Disorder in quantum many-body systems

TL;DR

Disorder in quantum many-body systems can both hinder and enable novel quantum phenomena, affecting phase stability and leading to unique phases like many-body localization and quantum Griffiths phases.

Contribution

This review clarifies how different types of disorder influence phase stability and the nature of quantum phase transitions in many-body systems.

Findings

Disorder can destabilize symmetry-broken phases.

Quantum Griffiths phases emerge near disordered quantum critical points.

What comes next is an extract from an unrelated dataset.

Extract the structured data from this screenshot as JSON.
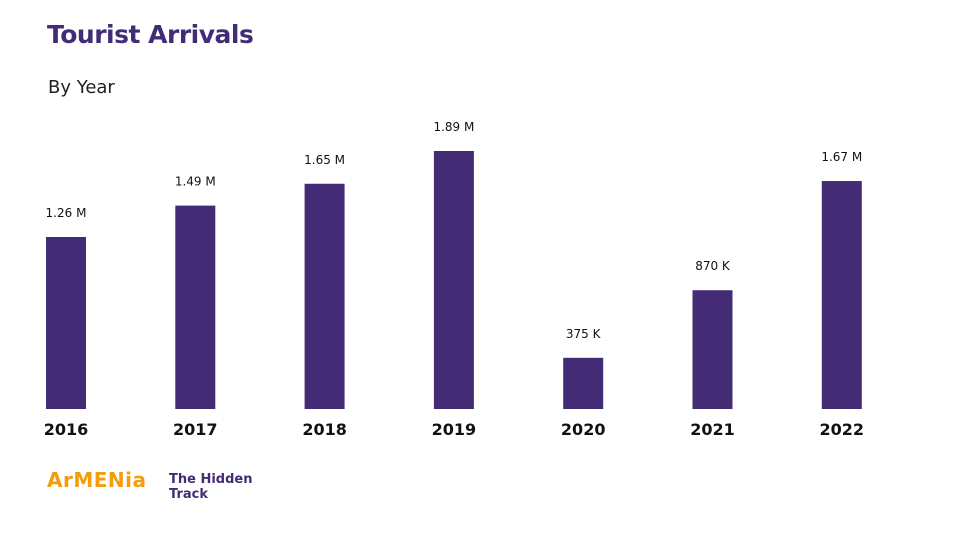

Disorder effects depend on the type and strength of randomness.

Abstract

Impurities, defects, and other types of imperfections are ubiquitous in realistic quantum many-body systems and essentially unavoidable in solid state materials. Often, such random disorder is viewed purely negatively as it is believed to prevent interesting new quantum states of matter from forming and to smear out sharp features associated with the phase transitions between them. However, disorder is also responsible for a variety of interesting novel phenomena that do not have clean counterparts. These include Anderson localization of single particle wave functions, many-body localization in isolated many-body systems, exotic quantum critical points, and "glassy" ground state phases. This brief review focuses on two separate but related subtopics in this field. First, we review under what conditions different types of randomness affect the stability of symmetry-broken low-temperature phases in quantum many-body systems and the stability of the corresponding phase transitions. Second, we discuss the fate of quantum phase transitions that are destabilized by disorder as well as the unconventional quantum Griffiths phases that emerge in their vicinity.